The work started slowing down, and I decided I wanted to move back to America. I had always wanted to be an actress. Modeling just kind of came along, and I jumped on the bus, and I'm glad I did; I had a great time. There were a lot of ups and downs in the modeling world, and god knows I went through them all. But in the end, it's just a great experience to work with all those talented people. It's like a gift.
Then I came back and went to acting school, and did what i always wanted to do, and I'm doing it now still! I'm not ready to hang the sequins up until I run out of makeup.
My next question is not exactly what took you so long, but what made you decide to broach this period of your life now, specifically, and in play form rather than, say, a memoir?
Well, I did start to write a memoir. But I'm also a performer, and I realized that to fully fill out this story, I needed to include some of the things that happened around me. I thought the best form for doing this in an enjoyable way would be the theater. So there is memoir in it. I like to say it's part memoir, part fairy tale, part romance, but it is based in reality. It has a beginning, middle, and very, very juicy end.
Any hints as to how juicy it is?
Really juicy, that's all I'm going to say, honey! You won't be disappointed.
How did you re-structure the play from having eight characters into one person? What was the biggest challenge?
The biggest challenge was getting a beginning, a middle, and an end, and keeping a consistent spine. I really wrote the play for women, but it turns out men really enjoy it also. So I directed it towards women, to what we feel as women, because it's a model's point of view.
It takes place in the model, how she feels when she's walking down the runway, how she feels when she's lost that job to the much younger girl.
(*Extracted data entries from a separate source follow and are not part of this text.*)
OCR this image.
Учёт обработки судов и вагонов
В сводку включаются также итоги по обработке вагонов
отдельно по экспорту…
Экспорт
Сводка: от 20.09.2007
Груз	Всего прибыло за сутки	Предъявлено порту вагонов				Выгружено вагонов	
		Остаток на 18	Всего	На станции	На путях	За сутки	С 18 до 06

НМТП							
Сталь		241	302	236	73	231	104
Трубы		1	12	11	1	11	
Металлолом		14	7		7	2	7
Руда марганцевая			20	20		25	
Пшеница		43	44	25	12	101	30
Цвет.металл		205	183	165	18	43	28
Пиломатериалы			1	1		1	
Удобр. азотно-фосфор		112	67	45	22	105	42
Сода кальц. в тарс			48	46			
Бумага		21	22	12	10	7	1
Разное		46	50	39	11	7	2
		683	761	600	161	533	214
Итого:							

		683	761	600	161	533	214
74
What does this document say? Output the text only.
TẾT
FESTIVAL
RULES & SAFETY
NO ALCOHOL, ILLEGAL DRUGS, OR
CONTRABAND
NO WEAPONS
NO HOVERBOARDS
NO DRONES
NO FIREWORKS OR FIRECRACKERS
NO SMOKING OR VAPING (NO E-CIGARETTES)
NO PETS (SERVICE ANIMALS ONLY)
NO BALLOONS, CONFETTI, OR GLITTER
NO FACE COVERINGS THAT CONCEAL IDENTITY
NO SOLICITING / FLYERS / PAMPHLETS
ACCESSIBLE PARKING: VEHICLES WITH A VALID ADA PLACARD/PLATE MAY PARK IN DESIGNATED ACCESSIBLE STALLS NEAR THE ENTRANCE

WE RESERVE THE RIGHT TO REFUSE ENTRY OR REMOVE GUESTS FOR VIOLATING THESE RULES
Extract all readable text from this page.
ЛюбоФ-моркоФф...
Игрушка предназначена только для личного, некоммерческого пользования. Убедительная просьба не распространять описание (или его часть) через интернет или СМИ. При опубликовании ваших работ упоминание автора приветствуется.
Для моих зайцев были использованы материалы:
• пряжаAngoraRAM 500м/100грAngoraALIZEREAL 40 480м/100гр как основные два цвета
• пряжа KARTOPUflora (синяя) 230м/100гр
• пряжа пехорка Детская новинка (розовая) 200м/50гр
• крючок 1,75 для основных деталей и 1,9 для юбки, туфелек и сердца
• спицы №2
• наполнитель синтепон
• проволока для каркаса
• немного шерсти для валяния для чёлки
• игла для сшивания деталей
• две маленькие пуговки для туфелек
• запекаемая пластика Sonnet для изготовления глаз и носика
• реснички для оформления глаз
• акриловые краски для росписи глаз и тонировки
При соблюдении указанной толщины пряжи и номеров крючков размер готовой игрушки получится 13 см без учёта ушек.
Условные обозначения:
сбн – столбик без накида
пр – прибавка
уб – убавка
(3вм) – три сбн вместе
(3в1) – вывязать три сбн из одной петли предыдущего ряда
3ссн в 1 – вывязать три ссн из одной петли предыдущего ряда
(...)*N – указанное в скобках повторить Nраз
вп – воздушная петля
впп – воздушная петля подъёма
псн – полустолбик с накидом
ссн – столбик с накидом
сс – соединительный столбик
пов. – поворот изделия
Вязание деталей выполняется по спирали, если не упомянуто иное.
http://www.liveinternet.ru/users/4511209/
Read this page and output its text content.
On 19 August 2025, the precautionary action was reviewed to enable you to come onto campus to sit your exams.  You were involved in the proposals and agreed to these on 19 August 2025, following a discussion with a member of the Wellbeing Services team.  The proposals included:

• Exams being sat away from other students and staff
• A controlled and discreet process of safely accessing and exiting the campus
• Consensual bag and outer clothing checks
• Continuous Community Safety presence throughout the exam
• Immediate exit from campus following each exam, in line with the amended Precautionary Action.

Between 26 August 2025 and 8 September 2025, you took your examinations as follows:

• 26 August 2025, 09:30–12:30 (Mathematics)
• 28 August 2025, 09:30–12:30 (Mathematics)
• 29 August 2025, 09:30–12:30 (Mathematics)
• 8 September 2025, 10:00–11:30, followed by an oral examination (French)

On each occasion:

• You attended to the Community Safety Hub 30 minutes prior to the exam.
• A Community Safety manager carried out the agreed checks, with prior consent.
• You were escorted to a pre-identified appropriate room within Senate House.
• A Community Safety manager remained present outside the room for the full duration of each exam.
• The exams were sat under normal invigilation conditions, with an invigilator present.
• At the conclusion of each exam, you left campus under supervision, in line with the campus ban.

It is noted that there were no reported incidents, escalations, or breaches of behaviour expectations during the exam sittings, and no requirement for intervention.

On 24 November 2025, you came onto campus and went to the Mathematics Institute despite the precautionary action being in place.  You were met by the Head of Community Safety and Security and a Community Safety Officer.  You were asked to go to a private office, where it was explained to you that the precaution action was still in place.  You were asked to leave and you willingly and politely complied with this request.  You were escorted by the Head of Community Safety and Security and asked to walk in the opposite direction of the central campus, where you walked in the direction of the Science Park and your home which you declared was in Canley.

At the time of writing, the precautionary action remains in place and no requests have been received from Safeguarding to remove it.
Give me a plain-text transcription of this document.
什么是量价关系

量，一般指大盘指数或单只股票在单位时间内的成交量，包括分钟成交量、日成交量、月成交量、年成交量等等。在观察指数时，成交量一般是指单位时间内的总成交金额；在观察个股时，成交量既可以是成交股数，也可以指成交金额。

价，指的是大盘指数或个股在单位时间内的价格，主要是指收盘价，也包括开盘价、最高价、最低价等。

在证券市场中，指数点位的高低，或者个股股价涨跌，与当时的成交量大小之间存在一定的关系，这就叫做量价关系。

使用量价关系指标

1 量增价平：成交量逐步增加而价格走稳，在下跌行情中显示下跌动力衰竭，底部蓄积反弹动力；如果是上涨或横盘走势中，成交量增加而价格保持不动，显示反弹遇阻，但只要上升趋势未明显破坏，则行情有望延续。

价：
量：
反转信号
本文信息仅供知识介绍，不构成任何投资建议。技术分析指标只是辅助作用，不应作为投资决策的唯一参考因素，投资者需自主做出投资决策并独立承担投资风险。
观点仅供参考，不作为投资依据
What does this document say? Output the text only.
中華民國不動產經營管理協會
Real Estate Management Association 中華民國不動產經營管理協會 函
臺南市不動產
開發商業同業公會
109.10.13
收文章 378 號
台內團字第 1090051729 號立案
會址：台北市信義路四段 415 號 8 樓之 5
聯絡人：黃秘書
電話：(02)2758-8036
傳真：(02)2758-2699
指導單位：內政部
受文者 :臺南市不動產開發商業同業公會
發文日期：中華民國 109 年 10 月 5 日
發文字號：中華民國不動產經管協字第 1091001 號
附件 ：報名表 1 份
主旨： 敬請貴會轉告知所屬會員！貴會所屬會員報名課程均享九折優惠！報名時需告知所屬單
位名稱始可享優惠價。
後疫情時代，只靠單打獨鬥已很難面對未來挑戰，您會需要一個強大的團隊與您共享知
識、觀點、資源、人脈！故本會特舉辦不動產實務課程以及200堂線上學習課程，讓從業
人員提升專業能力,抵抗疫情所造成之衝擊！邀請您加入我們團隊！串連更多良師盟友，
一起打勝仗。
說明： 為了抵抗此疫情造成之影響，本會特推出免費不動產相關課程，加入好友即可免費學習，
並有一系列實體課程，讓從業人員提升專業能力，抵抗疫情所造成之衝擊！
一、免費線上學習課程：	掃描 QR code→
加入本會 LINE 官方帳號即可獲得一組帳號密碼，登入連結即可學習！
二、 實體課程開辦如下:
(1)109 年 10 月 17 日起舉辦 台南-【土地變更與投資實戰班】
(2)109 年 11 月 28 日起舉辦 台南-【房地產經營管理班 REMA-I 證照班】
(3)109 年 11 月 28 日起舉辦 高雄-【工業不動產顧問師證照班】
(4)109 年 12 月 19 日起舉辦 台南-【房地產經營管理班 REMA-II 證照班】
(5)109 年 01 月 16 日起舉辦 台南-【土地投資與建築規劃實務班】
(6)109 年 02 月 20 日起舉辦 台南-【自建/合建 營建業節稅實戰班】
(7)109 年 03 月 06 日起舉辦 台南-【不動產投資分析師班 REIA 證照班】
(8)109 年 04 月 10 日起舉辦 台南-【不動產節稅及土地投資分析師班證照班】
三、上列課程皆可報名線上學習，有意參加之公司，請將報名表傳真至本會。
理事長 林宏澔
How she feels when she's going through competition, how she feels when a love affair doesn't work out. It's a survivor story, and a coming-of-age story. So the challenge was keeping it all together, and then chopping it up and getting it all into place.
I got two chances at the new works festival at the Mark Taper Forum in Los Angeles, like I said. I had my dramaturge, Luis Alfaro, who won the MacArthur grant, and he was just phenomenally helpful, as well as my director, Tony Abatemarco, the visionary of all time.
We worked together on this, and over the last eight years I've done readings, and festivals, and I've honed it every time I do something with it, even onstage. We were in the West End last year, and there was a scene I was never really happy with. Every time I'd go onstage, I'd re-write it as I was doing it, until we finally came up with the perfect rhythm, and not have the piece dip so far so that you never get the audience back.
It's got a lot of music in it, and it's fast, and I think it should be fast and fun. I'm really not there to send a message, know what I mean? It's entertainment.
The version you're going to present here in Miami, is that the final version or do you think it will change again before the next time you produce it?
I don't know, we'll see what happens in Miami! This is a great place for me to do it, because I am from here, and my sensibilities do lie here. When I've done this show in Los Angeles, the reaction is much different than it is in Europe.
This is really funny -- I have a scene in there where we talk about liverwurst. Now there's not a soul in Florida who doesn't know what liverwurst is. Most everyone in America knows what liverwurst is. But they don't have liverwurst in England! We had to re-write the scene around pate. So we're very happy we get to take pate out and put liverwurst back in!